My final reading recommendation for the waning days of summer, as well as to keep as a bedside bible over the autumn months, is Sir Roger Scruton’s reminder of How to be a Conservative.
It is not self-evident, especially in the present day and age when so many politicians who call themselves Conservative are patently not; when our cultural, religious and political inheritance is so routinely rejected; when Left liberalism is the dominant force across political and social life; when to be a conservative is, in effect, to be a counter-cultural presence – even a subversive – in private as well as public life (as the State intrudes ever more into the private sphere).
The idea that conservatism is as much about culture as about free markets is one that ‘the Party’ and most of the Right-leaning think tanks who seek to advise it have forgotten, or indeed have deliberately rejected. While George Osborne’s 2014 party conference speech, which celebrated a ‘modern’ brand of consumer-driven libertarianism, might have gone down well with the London metrosexual elite, it is less clear that it had much appeal with the electorate. As Tim Stanley commented – and the Brexit vote went on to prove – ‘a conservatism fixated with money isn’t nearly as popular as the campaign managers think’. Mrs Thatcher, contrary to the commonly held view, did believe in society. She saw the family as its bedrock, not the State. And she knew the meaning of ‘we’ – the necessary first person plural of our common identity. Cameron wanted to recreate such a society of mutual help and dependence, but he made the fundamental error of thinking this could be done by turning charities and voluntary organisations into new agencies of the State to effect it.
Mrs May, of all Conservative leaders to date, has the least understanding of what Scruton describes as ‘the motive in human beings that binds them to the place, the customs, the history and the people who are theirs’. Conservatism is indeed about the politics of attachment and Sir Roger, unlike contemporary Tories, has found the language to express it. It is not, he says, ‘a matter of defending global capitalism at all costs, or securing the privileges of the few against the many. It is a matter of defending civil society, maintaining autonomous institutions, and defending the citizen against the abuse of power. Its underlying motive is not greed or the lust for power but simply attachment to a way of life’.

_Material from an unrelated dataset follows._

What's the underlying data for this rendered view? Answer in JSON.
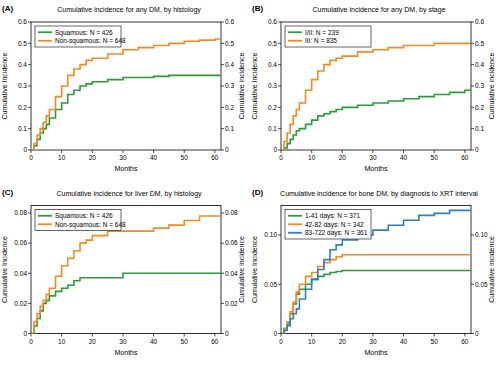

Humanity may survive in the absence of old-fashioned decencies and values, but it won’t flourish, he says. Conservatism starts from ‘the sentiment that good things are easily destroyed but not easily created’. These are our collective assets: peace, freedom, law, civility, public spirit, the security of property, love and family life – which today’s Conservative Party is failing to guard.
‘If we look at the big issues facing us today – the EU, mass immigration, the union, Islamic extremism, the environment – we will surely see that the Conservative view rightly identifies what is now at stake: namely the survival of our way of life. Conservatives are not very good at articulating the point, and left-liberal censorship intimidates those who attempt to do so. But it is a fault in the socialist and liberal ideas that they can be so easily articulated – a proof that they avoid the real, hard philosophical task, which is that of seeing civil society as it is, and recognising that it is easier to destroy good things in the name of an ideal than to maintain them as a reality.’
Over the next few days I’ll be focusing more specifically on what Scruton has to say about the various ‘isms’ – nationalism, socialism, capitalism, liberalism, multiculturalism and environmentalism – their truths and appeal, their falsehoods and pieties, to arm us for the political debates to come.